Las primeras semanas imaginó verlo pasear entre la gente, acercarse a ella sigiloso y sorprenderla con un beso en el cuello. Con el paso del tiempo, fue inventando mil excusas posibles para sus ausencias.
La agonía de esperarlo se mitigaba solo cuando se sentaba frente a sus cuadernos a escribir y relatar
Las tardes de invierno de frío intenso, se acurrucaba frente a la chimenea y en sus libretas le escribía poesías.
Otras tardes le preparaba galletas o bizcochos que se acababan poniendo duras o mohosas sobre la mesa de la cocina.
Los domingos vestía la mesa del salón con la vajilla nueva, las copas de cristal de bohemia y encargaba comida para dos que terminaban comiéndose los perros que le hacían fiel compañía.
En sus libros le cambiaba el nombre por exigencias de su editorial, aunque para ella siempre estaba presente en sus historias.
Describía viajes, paseos y encuentros donde él siempre era el protagonista.
Las tardes de lluvia lo imaginaba entrando por la puerta empapado y corría a secarlo y darle calor; para ella él era su fiel amante y su entrega era absoluta.
Las tardes de calor intenso colocaba flores sobre la cómoda, después vestía la cama con sábanas de lino blanco y allí desnuda lo esperaba, fijando hipnotizada sus ojos en el ventilador de techo que removía el aire caldeado de la habitación, hasta quedar vencida por el calor sofocante de las largas tardes de verano.
Se acostumbró a los viejos rituales, despertarse al alba para escribir en el silencio de la mañana, su baño de flores diarios, sus cremas de leche fresca, sus paseos de la tarde, el té a las cinco en “El club literario” y escribir su historia imaginaria e interminable, conservando así una juventud inventada que nadie puso en duda por respeto o por lastima.
Libro tras libro, capitulo tras capitulo, fue creciendo como escritora, narrando su vida imaginaria junto aquel extraño que pasó una tarde retozando en su cama.
Pero al igual que el abandono y la soledad que la acompañaron, la vejez y el silencio se fueron apoderando de ella y de la casa.
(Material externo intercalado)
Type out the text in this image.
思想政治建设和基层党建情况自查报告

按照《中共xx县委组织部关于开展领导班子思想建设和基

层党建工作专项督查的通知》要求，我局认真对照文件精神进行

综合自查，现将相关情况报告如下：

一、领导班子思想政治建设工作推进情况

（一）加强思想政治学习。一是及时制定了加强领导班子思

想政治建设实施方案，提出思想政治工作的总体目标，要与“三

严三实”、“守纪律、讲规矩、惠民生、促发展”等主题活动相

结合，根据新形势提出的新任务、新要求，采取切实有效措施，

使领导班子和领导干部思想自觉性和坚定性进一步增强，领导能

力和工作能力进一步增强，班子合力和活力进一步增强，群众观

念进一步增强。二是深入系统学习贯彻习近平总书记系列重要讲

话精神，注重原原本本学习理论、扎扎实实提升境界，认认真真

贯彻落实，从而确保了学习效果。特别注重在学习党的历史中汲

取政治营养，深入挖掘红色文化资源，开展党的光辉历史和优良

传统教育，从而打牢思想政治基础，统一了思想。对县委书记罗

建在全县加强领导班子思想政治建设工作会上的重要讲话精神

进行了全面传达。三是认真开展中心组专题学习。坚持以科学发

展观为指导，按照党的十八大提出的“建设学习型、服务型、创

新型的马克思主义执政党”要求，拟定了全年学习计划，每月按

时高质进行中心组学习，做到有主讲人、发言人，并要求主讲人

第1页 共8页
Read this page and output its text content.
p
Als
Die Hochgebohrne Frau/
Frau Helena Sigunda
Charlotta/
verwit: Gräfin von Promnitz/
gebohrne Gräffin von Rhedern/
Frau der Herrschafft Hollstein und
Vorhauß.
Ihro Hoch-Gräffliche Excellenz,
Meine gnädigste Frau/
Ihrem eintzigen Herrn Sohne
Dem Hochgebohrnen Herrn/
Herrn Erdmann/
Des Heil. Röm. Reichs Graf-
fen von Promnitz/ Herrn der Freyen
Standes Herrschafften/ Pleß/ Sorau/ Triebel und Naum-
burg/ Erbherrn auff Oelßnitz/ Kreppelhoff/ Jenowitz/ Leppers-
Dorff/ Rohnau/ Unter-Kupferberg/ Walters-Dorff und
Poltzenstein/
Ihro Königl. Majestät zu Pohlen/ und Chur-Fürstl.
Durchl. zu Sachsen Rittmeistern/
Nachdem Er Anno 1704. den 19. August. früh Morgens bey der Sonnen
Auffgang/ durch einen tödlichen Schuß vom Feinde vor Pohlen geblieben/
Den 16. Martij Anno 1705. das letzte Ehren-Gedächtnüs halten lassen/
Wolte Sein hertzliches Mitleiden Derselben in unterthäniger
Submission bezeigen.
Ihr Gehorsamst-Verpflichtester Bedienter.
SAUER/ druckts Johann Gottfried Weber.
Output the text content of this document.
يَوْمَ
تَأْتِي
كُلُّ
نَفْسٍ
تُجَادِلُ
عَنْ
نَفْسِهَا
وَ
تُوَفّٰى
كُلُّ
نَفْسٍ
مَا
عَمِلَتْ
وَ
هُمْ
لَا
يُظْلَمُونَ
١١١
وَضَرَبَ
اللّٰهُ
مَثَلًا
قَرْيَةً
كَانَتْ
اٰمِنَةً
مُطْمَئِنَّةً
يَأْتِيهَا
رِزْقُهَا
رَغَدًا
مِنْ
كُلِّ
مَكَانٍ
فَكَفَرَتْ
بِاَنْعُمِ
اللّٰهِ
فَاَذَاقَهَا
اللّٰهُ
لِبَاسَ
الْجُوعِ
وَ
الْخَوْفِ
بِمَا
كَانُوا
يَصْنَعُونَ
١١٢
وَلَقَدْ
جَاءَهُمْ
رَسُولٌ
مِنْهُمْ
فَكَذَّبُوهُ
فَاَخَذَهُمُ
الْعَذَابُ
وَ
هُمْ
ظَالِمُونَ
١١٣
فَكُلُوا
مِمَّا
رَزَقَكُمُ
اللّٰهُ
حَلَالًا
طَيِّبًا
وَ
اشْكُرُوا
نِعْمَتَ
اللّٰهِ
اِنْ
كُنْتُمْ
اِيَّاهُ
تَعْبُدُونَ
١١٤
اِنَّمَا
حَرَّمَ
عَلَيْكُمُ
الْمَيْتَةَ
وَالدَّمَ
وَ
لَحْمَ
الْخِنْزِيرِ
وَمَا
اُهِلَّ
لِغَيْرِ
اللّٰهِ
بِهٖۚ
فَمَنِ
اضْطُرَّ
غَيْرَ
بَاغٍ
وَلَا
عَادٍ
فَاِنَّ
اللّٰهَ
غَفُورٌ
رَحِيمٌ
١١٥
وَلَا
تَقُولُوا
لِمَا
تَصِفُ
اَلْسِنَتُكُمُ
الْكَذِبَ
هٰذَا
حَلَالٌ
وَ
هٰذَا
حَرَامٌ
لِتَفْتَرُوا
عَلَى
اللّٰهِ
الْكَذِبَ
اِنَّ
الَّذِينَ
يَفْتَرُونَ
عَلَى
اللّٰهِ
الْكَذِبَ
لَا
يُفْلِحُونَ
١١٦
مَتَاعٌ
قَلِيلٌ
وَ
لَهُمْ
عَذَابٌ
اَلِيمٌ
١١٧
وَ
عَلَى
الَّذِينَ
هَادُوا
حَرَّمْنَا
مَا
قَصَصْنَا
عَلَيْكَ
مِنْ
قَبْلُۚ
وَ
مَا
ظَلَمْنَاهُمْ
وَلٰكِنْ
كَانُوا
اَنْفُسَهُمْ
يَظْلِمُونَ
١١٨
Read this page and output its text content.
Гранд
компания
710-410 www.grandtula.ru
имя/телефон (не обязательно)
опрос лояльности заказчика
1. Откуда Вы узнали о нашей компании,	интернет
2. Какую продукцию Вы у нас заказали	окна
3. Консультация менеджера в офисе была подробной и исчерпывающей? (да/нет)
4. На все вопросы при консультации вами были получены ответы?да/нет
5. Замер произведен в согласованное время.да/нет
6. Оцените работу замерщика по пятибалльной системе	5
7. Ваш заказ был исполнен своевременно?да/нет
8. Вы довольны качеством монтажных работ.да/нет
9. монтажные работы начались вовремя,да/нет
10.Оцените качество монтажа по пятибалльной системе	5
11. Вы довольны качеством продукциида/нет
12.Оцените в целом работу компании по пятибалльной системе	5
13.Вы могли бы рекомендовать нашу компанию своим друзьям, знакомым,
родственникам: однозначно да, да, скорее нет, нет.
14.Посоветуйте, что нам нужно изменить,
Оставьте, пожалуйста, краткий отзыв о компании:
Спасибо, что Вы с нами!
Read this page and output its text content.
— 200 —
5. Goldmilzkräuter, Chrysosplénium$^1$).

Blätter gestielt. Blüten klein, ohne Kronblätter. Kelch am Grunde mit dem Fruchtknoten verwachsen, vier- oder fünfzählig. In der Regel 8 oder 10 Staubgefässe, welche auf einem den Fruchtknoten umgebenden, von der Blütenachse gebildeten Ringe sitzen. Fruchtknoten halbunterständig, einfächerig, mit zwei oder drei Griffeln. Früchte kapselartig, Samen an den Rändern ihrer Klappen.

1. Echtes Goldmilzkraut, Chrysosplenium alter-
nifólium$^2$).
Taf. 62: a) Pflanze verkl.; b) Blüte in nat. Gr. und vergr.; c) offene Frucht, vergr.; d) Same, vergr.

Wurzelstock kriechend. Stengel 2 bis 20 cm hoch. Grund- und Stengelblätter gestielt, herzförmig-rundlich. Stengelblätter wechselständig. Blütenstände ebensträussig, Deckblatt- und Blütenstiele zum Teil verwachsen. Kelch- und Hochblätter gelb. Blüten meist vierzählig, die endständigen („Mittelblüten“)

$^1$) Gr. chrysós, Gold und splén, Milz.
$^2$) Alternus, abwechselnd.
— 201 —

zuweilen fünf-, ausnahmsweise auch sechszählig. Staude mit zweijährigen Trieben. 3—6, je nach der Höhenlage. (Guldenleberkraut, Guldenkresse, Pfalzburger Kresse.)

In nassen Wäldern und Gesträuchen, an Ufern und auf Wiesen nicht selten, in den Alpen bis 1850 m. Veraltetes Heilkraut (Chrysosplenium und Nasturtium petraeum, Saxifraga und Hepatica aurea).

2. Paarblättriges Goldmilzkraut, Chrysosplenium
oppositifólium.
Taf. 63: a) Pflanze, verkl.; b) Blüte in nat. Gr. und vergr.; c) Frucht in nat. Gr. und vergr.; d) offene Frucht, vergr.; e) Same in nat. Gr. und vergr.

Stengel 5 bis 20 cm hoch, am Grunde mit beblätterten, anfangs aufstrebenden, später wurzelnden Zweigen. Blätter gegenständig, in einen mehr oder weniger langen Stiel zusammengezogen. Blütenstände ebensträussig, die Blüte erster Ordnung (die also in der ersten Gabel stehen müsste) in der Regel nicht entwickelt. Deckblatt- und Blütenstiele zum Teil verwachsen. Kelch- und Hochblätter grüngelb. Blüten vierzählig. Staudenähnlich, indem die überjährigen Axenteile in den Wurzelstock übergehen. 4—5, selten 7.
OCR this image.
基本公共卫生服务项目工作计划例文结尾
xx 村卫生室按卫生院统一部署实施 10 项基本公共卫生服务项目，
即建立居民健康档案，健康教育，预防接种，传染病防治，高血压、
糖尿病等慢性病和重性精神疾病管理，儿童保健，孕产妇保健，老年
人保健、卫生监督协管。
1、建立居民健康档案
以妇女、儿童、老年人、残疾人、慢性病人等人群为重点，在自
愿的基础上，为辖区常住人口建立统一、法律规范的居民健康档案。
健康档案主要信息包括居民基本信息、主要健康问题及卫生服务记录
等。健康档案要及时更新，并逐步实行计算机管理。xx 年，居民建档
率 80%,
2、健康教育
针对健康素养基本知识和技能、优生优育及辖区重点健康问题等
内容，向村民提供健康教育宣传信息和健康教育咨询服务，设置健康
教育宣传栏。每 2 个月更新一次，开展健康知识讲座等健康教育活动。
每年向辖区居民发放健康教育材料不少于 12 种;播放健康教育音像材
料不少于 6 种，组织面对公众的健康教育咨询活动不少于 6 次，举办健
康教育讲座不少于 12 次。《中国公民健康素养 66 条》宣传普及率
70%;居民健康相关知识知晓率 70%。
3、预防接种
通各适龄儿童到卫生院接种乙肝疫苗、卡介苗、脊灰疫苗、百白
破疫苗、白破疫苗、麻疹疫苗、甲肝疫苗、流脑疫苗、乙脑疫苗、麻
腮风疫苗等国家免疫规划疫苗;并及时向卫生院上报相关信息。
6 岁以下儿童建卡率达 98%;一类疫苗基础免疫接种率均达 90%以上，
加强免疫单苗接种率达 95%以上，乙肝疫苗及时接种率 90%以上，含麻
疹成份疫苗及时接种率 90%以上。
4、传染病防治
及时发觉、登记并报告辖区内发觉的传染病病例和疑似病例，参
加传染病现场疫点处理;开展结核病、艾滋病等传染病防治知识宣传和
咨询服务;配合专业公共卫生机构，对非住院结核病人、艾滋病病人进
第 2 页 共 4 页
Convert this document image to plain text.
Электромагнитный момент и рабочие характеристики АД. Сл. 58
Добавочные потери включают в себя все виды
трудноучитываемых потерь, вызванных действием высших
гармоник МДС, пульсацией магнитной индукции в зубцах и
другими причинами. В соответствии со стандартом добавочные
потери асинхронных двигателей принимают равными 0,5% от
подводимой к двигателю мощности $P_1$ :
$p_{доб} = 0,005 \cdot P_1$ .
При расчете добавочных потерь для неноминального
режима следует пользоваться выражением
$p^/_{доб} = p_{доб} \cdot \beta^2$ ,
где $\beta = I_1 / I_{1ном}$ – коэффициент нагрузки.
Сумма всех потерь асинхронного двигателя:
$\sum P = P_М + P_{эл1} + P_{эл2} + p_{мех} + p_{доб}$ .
La enfermedad no mermó ninguna de sus facultades y continúo escribiendo a pesar del paso del tiempo.
Hasta que una tarde clara de primavera Natalia García recibió santa sepultura y fue enterrada con todos los honores que merecía una gran escritora como ella. A su entierro acudieron cientos de personas que quisieron rendirle homenaje a la gran escritora que fue en vida y que dejaba una gran carrera literaria a sus espaldas.
Nadie pudo imaginar que la misma tarde en la que fue enterrada, sus sobrinos encontrarían en el sótano de la casa los restos de un hombre, sentado en una de las sillas de la cocina, vestido con traje gris y estrangulado con su propia corbata de color azul claro.